Dec 29, 2025
Exploring the Future of Virtualized Substations with RTE
At EcoPhi, we believe the future of substations lies in virtualization, high-fidelity measurements, and predictive intelligence. We are therefore proud to share that RTE – Réseau de Transport d’Électricité will be testing EcoPhi’s solutions at the Echalas 400 kV and 225 kV substations in 2026.
This collaboration marks an important step from ambition to real-world field validation of digital substation technologies.
From long-standing challenges to new insights
Our journey with RTE began with a kickoff site visit to Echalas, where the teams have been facing unexplained equipment issues for many years. These kinds of challenges are precisely where virtualization and advanced measurement technologies can unlock new understanding.
The key question driving this pilot is both simple and ambitious:
Can digitalization and virtualization help us better understand, anticipate, and even foresee faults before they happen?
Together with RTE, we are excited to explore how data-driven insights and virtualized architectures can move substations from reactive maintenance to a more predictive and resilient operating model.
Field validation that matters
A special thank you to Maxime Pelletier, who is leading RTE’s virtualization initiatives.

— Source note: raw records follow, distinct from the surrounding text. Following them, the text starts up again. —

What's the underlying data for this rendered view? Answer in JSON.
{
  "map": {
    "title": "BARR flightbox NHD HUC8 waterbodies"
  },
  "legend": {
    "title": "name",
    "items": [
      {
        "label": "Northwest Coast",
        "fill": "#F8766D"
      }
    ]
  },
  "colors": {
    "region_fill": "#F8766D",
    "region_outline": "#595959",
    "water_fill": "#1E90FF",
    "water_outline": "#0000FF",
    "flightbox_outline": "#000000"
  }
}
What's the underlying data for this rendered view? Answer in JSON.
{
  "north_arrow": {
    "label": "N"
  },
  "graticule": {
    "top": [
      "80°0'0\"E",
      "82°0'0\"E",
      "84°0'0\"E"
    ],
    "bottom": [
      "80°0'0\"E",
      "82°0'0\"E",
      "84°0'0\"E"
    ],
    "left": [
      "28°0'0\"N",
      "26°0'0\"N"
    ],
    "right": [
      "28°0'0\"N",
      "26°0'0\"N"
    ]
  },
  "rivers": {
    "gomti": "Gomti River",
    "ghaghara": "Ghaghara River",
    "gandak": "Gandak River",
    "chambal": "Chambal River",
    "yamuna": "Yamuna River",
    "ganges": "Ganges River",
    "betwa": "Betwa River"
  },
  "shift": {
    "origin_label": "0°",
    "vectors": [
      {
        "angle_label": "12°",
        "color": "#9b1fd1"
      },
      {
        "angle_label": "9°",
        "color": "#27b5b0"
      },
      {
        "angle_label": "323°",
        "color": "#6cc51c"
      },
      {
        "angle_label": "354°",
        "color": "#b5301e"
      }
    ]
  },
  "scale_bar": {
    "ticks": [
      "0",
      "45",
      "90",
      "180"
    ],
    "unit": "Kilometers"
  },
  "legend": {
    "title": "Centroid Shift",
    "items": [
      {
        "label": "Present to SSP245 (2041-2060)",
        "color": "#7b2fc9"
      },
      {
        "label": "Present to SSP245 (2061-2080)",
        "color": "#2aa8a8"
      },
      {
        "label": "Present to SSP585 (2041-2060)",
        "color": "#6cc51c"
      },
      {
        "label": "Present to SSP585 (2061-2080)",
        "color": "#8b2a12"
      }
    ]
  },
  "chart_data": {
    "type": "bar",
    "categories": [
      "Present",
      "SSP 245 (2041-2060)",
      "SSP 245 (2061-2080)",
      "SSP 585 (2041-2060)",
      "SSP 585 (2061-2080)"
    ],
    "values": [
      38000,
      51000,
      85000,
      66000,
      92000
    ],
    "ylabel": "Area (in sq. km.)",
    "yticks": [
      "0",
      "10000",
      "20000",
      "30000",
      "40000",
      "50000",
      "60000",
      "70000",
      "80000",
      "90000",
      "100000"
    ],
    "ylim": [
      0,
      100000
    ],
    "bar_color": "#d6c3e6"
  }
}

This type of commitment accelerates the entire ecosystem and motivates innovators like us to deliver solutions that are reliable, measurable, and deployable at scale.
Digitalizing Echalas with EcoPhi technology
As part of the project, EcoPhi will digitalize and virtualize the Echalas substations using:
QMU 800 – providing high-fidelity measurements and advanced monitoring
CMPC 800 – enabling centralized protection, control, and virtualized applications
Together, these platforms allow protection, monitoring, and analytics to be decoupled from hardware and deployed flexibly — a key foundation for the modern digital substation.
Collaboration at the core
Successful innovation in critical infrastructure is always a team effort. We would like to extend our sincere thanks to the RTE maintenance and expert teams for an excellent kickoff and open collaboration:
St Etienne: Alexandre Breysse
Lyon: Geoffrey Auran & Cédric Celle
Campus expert: Irvin Guerault
Looking ahead
This pilot at Echalas is more than a technology test — it is a step toward rethinking how substations are designed, operated, and maintained. By combining virtualization, precise measurements, and advanced analytics, we aim to help utilities gain deeper visibility, reduce uncertainty, and improve long-term reliability.
We’re excited about what lies ahead and proud to work alongside RTE to help shape the next generation of digital substations.